Note: This archive is from the project's previous web site, ethereal.com. This list is no longer active.

From: Guy Harris <gharris@xxxxxxxxx>
Date: Thu, 01 Dec 2005 12:16:11 -0800
DRZOIDBERG@xxxxxxxx wrote:

Actually I'm writing an application which tries to retrieve all the HTTP packets transported into TCP packets. This TCP packets are often fragmented, forming different segments associated to the whole TCP packet. I think I can't use a filter to directly obtain the HTTP packets, thus, I have to reassemble TCP segments by myself. First of all, I notice that TCP segments should be reassembled using its sequence numbers, which link up the segments. I also know how works this kind of fragmentation, where the next sequence number expected is obtained adding the payload length of the segment to the current sequence number. Now, I have some doubts:

* I don't know how to know what TCP segment is the first one of the chain of segments which forms a packet.

For HTTP:

the very first data segments, in each direction, of the entire TCP connection are the first segments in an HTTP request or response;

you then process, according to the HTTP 1.1 specification, the request or response, until you get to the end;

the next byte in the flow is the first byte of the next request or response.
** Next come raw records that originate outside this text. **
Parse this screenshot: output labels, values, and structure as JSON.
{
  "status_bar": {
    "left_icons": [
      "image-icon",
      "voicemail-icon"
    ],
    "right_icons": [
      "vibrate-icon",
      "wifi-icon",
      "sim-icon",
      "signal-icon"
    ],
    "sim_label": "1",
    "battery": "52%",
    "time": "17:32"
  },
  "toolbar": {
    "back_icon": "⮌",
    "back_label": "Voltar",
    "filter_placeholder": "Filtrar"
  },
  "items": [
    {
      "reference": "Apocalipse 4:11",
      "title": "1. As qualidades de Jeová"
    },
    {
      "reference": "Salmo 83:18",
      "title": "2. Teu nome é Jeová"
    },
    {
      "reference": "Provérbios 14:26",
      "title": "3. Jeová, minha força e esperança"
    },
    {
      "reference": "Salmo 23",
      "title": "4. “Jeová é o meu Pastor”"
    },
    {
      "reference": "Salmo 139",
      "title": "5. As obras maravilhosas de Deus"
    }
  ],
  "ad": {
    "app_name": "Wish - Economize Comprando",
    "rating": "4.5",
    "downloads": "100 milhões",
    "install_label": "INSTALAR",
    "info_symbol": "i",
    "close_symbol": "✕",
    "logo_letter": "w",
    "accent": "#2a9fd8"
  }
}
Note that I said "next byte in the flow" - there is *NO* guarantee that an HTTP request or response begins at the beginning of a TCP segment. TCP doesn't supply to protocols running atop it any notion of "packets"; it supplies a notion of a sequenced byte stream, and it's entirely the responsibility of the protocol running atop TCP to divide the data stream into packets.

I.e., there's no such thing as a "TCP packet"; there are only TCP segments.

* I don't know what to decide if a TCP segment is the last one of a sequence of segments. I notice that an acknowledgement for the last segment would be used for this purpose, but If I haven't got this acknowledgment, I don't know when the TCP packet finishes.

As I said, there's no such thing as a "TCP packet"; you can't tell, purely from using information in a TCP header, where HTTP requests start or end. Acknowledgements are *NOT* used to indicate whether a TCP segment is the start or end of a packet for a protocol running atop TCP; they're used *solely* by TCP to indicate that it has received a segment.

In fact, there's no guarantee that an HTTP request starts at the beginning of a TCP segment or ends at the end of a TCP segment.

You will have to process the HTTP requests or responses yourself to see where they end.